While Quito  is Ecuador’s capital and cultural center, the largest city is actually Guayaquil . As the economic center, it used to have little to offer visitors, and the heat and smog were reasons enough to stay away, but the city is doing its best to leave behind its bad reputation, and after major redevelopment, Guayaquil is definitely worth a visit.
The long waterfront walkway malecón, in particular, is spectacular and leads up to the regenerated artistic district of Las Peñas, whose bars and cafés beckon visitors to linger. The steps lead up to a lighthouse with sweeping views over the city.
In the suburbs, the Parque Histórico merits a visit for its entertaining depictions of rural life and a wildlife section created out of natural mangroves. While Guayaquil swelters during the day, it’s even hotter at night, and the nightlife here is famously raucous.
Northwest of Guayaquil, the rest of the region is mainly about beaches. Locals and visitors flock here in the thousands to soak up the sun, and there are resorts to suit all tastes: Playas is the choice of simple folk, Salinas is a wannabe Miami Beach for the higher classes, and Montañita  is a hippie and surfing mecca where you can dance till dawn and almost forget which country you’re in.

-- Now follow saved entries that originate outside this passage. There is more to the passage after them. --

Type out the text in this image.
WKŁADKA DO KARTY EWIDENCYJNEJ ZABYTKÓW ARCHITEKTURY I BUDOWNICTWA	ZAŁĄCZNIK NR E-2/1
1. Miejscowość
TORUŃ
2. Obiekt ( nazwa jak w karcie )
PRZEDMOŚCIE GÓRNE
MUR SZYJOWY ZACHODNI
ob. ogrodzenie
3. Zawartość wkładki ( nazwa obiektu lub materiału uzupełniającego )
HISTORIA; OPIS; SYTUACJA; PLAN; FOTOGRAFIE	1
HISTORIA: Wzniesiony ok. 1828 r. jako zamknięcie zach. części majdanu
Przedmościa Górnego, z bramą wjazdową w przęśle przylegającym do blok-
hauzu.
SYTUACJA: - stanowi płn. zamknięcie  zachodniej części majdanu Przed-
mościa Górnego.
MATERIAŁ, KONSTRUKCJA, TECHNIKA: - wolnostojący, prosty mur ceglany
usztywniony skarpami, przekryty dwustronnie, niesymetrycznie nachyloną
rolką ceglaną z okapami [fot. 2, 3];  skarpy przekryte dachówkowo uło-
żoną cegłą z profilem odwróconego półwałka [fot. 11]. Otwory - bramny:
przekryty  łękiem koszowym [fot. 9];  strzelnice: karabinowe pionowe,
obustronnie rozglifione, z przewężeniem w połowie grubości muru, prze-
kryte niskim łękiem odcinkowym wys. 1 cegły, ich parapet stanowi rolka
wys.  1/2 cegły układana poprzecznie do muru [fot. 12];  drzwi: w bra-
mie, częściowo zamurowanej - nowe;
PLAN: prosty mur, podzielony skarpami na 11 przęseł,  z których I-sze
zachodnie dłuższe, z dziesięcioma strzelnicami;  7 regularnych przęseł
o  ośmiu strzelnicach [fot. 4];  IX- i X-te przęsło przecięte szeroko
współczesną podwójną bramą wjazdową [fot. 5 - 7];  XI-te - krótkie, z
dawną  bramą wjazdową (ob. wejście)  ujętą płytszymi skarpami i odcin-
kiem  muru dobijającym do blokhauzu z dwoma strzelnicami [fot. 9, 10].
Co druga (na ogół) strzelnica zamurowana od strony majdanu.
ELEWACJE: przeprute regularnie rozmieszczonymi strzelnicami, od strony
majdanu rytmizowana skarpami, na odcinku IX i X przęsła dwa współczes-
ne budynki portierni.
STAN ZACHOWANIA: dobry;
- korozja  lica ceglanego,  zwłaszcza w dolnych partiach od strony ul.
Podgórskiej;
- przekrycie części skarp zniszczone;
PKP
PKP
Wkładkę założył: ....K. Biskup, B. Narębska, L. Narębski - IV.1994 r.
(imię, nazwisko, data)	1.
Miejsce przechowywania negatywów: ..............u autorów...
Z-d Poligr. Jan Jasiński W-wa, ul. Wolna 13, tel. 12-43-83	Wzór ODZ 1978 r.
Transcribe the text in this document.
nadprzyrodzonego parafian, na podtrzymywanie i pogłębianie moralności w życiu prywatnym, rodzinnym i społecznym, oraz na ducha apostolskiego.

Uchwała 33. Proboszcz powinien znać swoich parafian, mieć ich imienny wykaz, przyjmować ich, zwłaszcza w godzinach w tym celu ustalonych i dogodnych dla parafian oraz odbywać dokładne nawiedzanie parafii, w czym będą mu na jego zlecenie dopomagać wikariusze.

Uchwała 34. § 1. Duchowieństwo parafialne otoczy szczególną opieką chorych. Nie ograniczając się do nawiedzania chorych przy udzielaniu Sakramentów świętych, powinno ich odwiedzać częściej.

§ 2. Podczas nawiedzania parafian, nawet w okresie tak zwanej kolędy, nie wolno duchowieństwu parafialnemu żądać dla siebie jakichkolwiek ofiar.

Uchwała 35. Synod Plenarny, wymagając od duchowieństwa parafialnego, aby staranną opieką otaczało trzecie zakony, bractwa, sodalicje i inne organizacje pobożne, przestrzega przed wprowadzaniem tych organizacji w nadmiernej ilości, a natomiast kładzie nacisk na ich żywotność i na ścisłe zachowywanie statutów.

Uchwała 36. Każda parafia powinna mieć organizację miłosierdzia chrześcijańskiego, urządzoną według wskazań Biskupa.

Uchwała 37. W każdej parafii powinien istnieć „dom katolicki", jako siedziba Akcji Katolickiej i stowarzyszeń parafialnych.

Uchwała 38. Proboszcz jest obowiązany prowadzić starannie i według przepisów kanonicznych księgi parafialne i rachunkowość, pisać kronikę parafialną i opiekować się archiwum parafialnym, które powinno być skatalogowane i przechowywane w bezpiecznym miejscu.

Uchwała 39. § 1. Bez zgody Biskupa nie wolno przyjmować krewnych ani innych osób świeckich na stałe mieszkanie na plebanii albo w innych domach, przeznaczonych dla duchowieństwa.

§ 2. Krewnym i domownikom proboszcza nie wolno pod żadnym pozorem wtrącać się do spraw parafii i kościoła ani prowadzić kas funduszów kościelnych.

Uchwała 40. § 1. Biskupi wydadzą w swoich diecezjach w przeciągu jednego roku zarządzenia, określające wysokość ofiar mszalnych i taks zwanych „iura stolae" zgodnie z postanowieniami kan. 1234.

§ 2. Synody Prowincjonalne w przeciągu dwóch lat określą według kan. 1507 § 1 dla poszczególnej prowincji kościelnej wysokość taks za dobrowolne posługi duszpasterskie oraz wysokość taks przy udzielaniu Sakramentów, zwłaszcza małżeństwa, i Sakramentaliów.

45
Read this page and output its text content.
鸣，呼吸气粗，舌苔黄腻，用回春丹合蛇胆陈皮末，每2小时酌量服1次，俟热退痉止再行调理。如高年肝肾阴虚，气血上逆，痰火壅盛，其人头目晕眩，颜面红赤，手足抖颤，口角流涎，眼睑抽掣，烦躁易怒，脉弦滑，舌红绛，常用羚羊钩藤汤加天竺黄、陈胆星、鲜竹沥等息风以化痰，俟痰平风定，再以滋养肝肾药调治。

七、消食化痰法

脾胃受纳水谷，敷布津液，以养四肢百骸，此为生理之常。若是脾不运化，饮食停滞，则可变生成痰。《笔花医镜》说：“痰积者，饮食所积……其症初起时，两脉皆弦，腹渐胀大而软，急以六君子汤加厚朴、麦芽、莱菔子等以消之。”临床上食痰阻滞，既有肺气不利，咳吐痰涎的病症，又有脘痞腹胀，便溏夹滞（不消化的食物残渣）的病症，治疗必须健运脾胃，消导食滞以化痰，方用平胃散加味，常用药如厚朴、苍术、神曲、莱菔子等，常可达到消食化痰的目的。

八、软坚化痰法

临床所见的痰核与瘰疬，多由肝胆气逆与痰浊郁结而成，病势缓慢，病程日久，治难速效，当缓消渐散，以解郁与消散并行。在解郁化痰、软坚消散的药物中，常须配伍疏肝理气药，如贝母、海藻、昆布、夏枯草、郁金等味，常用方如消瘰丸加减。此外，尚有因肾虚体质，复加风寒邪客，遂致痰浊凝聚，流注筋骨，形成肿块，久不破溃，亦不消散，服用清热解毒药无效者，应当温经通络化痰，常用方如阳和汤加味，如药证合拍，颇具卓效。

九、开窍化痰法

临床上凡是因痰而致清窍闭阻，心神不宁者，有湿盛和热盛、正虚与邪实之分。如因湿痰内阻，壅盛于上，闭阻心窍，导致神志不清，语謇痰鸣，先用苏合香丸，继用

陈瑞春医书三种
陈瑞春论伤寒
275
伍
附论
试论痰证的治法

South of Guayaquil is the area most frequently bypassed by visitors, where shrimp farms and banana plantations dominate the landscape. However, there are some beautiful spots, in particular the mangroves of Churute and the beach on Jambelí island. A couple of hours’ climb into the hills is the well-preserved colonial mining town of Zaruma , with a beautiful center surrounded by spectacular scenery. Closer to the border is the Bosque Petrificado de Puyango, the largest fossilized forest of its kind outside Arizona.